愛のために「結婚制度」はもう廃止したほうがいい、法哲学者の私がそう考える理由

法と家族について真剣に考えるために
松田 和樹 プロフィール

法律によって引き裂かれる同性カップル

「わたしたちは家族です」

いま日本では、このように訴え、裁判を起こしている人たちがいる。同性婚の法律を求める同性カップルたちだ。同性カップルを家族として認めてほしい。それが、この人たちの主張だ。

「あなたたちは家族ではない」

現在の日本の法律は、同性カップルに、このように決定している。この決定は、残酷にも家族をバラバラに引き裂くことさえある。同性カップルを家族として承認しない結果として、法律は、同性カップルが共に日常生活を送ることや、病気などの緊急時に側にいることを、できなくしている。

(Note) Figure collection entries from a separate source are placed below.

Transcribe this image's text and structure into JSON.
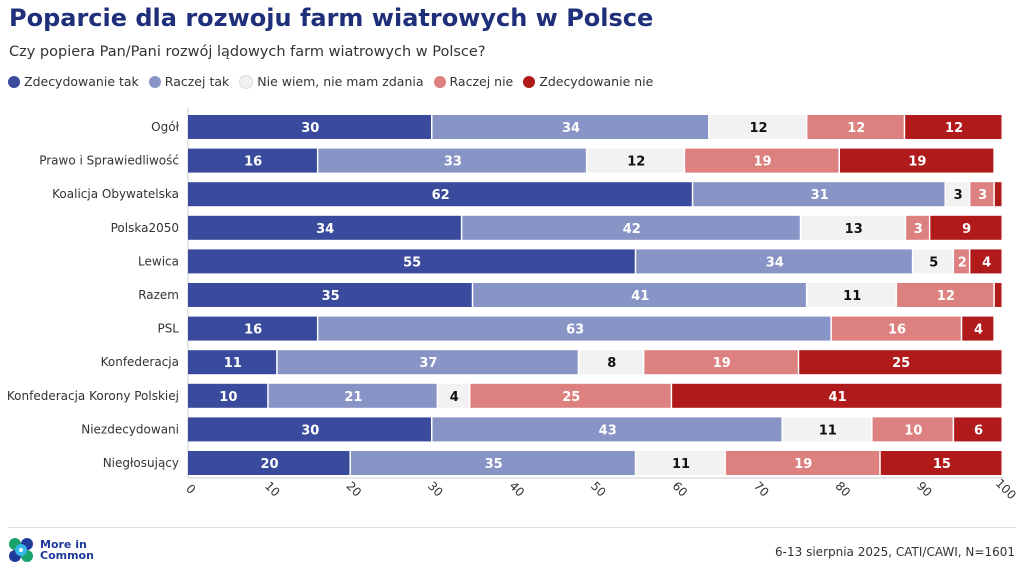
{
  "title": "Poparcie dla rozwoju farm wiatrowych w Polsce",
  "subtitle": "Czy popiera Pan/Pani rozwój lądowych farm wiatrowych w Polsce?",
  "source": "6-13 sierpnia 2025, CATI/CAWI, N=1601",
  "logo_text": [
    "More in",
    "Common"
  ],
  "chart_data": {
    "type": "bar",
    "orientation": "horizontal",
    "stacked": true,
    "xlim": [
      0,
      100
    ],
    "xticks": [
      0,
      10,
      20,
      30,
      40,
      50,
      60,
      70,
      80,
      90,
      100
    ],
    "legend_position": "top-left",
    "categories": [
      "Ogół",
      "Prawo i Sprawiedliwość",
      "Koalicja Obywatelska",
      "Polska2050",
      "Lewica",
      "Razem",
      "PSL",
      "Konfederacja",
      "Konfederacja Korony Polskiej",
      "Niezdecydowani",
      "Niegłosujący"
    ],
    "series": [
      {
        "name": "Zdecydowanie tak",
        "color": "#3a4a9c",
        "label_color": "#ffffff",
        "values": [
          30,
          16,
          62,
          34,
          55,
          35,
          16,
          11,
          10,
          30,
          20
        ]
      },
      {
        "name": "Raczej tak",
        "color": "#8893c6",
        "label_color": "#ffffff",
        "values": [
          34,
          33,
          31,
          42,
          34,
          41,
          63,
          37,
          21,
          43,
          35
        ]
      },
      {
        "name": "Nie wiem, nie mam zdania",
        "color": "#f2f2f2",
        "label_color": "#111111",
        "values": [
          12,
          12,
          3,
          13,
          5,
          11,
          0,
          8,
          4,
          11,
          11
        ]
      },
      {
        "name": "Raczej nie",
        "color": "#dc8080",
        "label_color": "#ffffff",
        "values": [
          12,
          19,
          3,
          3,
          2,
          12,
          16,
          19,
          25,
          10,
          19
        ]
      },
      {
        "name": "Zdecydowanie nie",
        "color": "#b01a1a",
        "label_color": "#ffffff",
        "values": [
          12,
          19,
          1,
          9,
          4,
          1,
          4,
          25,
          41,
          6,
          15
        ]
      }
    ],
    "label_min_value": 2
  }
}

愛する相手と一緒に暮らしたいと考えて、賃貸の家を探すとしよう。法的に結婚しているなら、一緒に暮らすための家を探すのは比較的簡単だ。ところが同性カップルは、ルームシェア、つまり家族ではないとされる者同士の同居が可能な住居しか借りることができない。年齢などの条件も含めていくと、家探しはとても難しくなる。愛する人と共に住むことを阻まれてしまうリスクがある。

 

愛する相手は外国人かもしれない。結婚している場合、外国籍パートナーは配偶者ビザを手に入れることで、日本に滞在する資格を得ることができる。しかし同性パートナーは配偶者ビザを手に入れることができない。同性カップルは、国境を越える移動に関する法律によって引き裂かれる。

愛する相手が病気になることもあるだろう。患者の同性パートナーは、法的には患者の家族ではないことを理由として、患者との面会を病院から断られたり、病気・治療に関する説明を医師から受けることができなかったり、患者本人が医療に関する決定ができなくなったときに代理で決定することが許されなかったりする。同性カップルは病院で引き裂かれる。

愛する相手が死んでしまうこともありうる。もし遺言を残さずに死んでしまうなら、同性パートナーは相手の家や財産を相続することは許されない。仮に幸運にもなんとかして一緒に暮らしていたとしても、その家から出ていかなければならないかもしれない。なぜなら、法的には同性カップルは家族ではないから――どれほど長いあいだ一緒に暮らしてきたとしても、どれほど強く深く愛し合っていたとしても。